June 10, 2011, 4:23 PM — U.S. tech hiring for the second half of 2011 will increase as the gradually improving economy results in companies updating their IT systems after scaling back during the recession, according to a hiring survey from technology job website Dice.com.
"Several years ago companies cut back pretty far, particularly in infrastructure and technology development," said Tom Silver, senior vice president of North America for Dice Holdings, who spoke about results from Dice.com's recent biannual hiring survey. "They're in a little bit of a state of catch-up ... in terms of their infrastructure and therefore the people they need in order to replace aging hardware and software and deal with security challenges."
To fill their ranks, 65% of the survey's 900 respondents, including hiring managers and recruiters, said they plan on hiring more tech workers in the second half of the year compared to the first six months.
This demand for IT staff means that employers are encountering a competitive marketplace for talent and explains why tech's unemployment rate is half of the national unemployment rate despite the still-improving economy, Silver said.

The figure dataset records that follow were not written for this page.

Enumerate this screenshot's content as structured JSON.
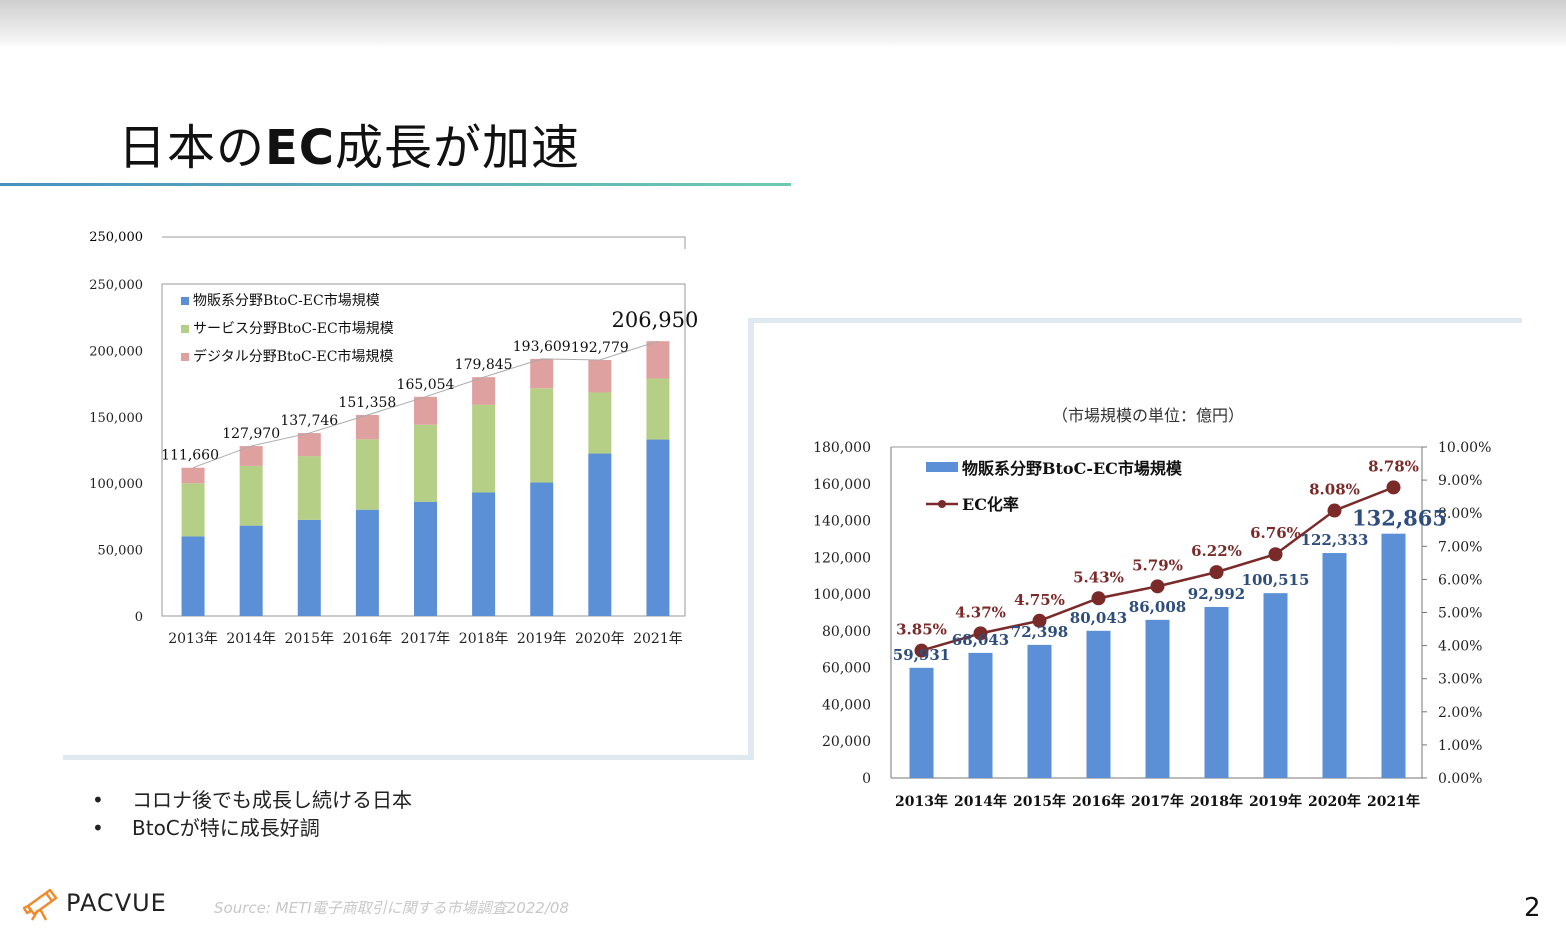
{
  "slide": {
    "title_prefix": "日本の",
    "title_bold": "EC",
    "title_suffix": "成長が加速",
    "bullets": [
      "コロナ後でも成長し続ける日本",
      "BtoCが特に成長好調"
    ],
    "logo_text": "PACVUE",
    "source": "Source: METI電子商取引に関する市場調査2022/08",
    "page_number": "2"
  },
  "chart_data": [
    {
      "type": "bar",
      "stacked": true,
      "categories": [
        "2013年",
        "2014年",
        "2015年",
        "2016年",
        "2017年",
        "2018年",
        "2019年",
        "2020年",
        "2021年"
      ],
      "series": [
        {
          "name": "物販系分野BtoC-EC市場規模",
          "color": "#5b8fd6",
          "values": [
            59931,
            68043,
            72398,
            80043,
            86008,
            92992,
            100515,
            122333,
            132865
          ]
        },
        {
          "name": "サービス分野BtoC-EC市場規模",
          "color": "#b5cf87",
          "values": [
            40000,
            45000,
            48000,
            53000,
            58000,
            66000,
            71000,
            46000,
            46000
          ]
        },
        {
          "name": "デジタル分野BtoC-EC市場規模",
          "color": "#dfa0a0",
          "values": [
            11729,
            14927,
            17348,
            18315,
            21046,
            20853,
            22094,
            24446,
            28085
          ]
        }
      ],
      "totals": [
        "111,660",
        "127,970",
        "137,746",
        "151,358",
        "165,054",
        "179,845",
        "193,609",
        "192,779",
        "206,950"
      ],
      "yticks": [
        "250,000",
        "200,000",
        "150,000",
        "100,000",
        "50,000",
        "0"
      ],
      "ylim": [
        0,
        250000
      ],
      "legend_position": "top-left",
      "grid": false
    },
    {
      "type": "bar+line",
      "subtitle": "（市場規模の単位：億円）",
      "categories": [
        "2013年",
        "2014年",
        "2015年",
        "2016年",
        "2017年",
        "2018年",
        "2019年",
        "2020年",
        "2021年"
      ],
      "bar_series": {
        "name": "物販系分野BtoC-EC市場規模",
        "color": "#5b8fd6",
        "values": [
          59931,
          68043,
          72398,
          80043,
          86008,
          92992,
          100515,
          122333,
          132865
        ],
        "labels": [
          "59,931",
          "68,043",
          "72,398",
          "80,043",
          "86,008",
          "92,992",
          "100,515",
          "122,333",
          "132,865"
        ]
      },
      "line_series": {
        "name": "EC化率",
        "color": "#7b2a2a",
        "values": [
          3.85,
          4.37,
          4.75,
          5.43,
          5.79,
          6.22,
          6.76,
          8.08,
          8.78
        ],
        "labels": [
          "3.85%",
          "4.37%",
          "4.75%",
          "5.43%",
          "5.79%",
          "6.22%",
          "6.76%",
          "8.08%",
          "8.78%"
        ]
      },
      "yticks_left": [
        "180,000",
        "160,000",
        "140,000",
        "120,000",
        "100,000",
        "80,000",
        "60,000",
        "40,000",
        "20,000",
        "0"
      ],
      "yticks_right": [
        "10.00%",
        "9.00%",
        "8.00%",
        "7.00%",
        "6.00%",
        "5.00%",
        "4.00%",
        "3.00%",
        "2.00%",
        "1.00%",
        "0.00%"
      ],
      "ylim_left": [
        0,
        180000
      ],
      "ylim_right": [
        0,
        10
      ],
      "legend_position": "top-left",
      "grid": false
    }
  ]
}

"The unemployment tech rate ... tends to be half the national average," he said. "So tech unemployment is around 4% versus the overall average, which is around 9%. So if one is a tech worker, while the market overall is not great, it continues to gradually improve for people with tech skills."
Of the skills employers are seeking, Java development ranked first among the survey's respondents. Survey data also showed that companies need .net developers and staff with experience in the nascent mobile space, which shows major growth potential.
Given the constantly changing state of programming languages, finding talented developers with current skills and relevant industry experience is always challenging, Silver said.
While Dice.com currently lists approximately 1,500 jobs requiring mobile skills, mobile's "growth [is] what's so incredible right now," said Silver. Those figures will probably increase in the coming months to approximately 2,000 or 3,000, compared to about 100 listings last year, he continued, adding that virtualization and cloud computing skills followed a similar trajectory.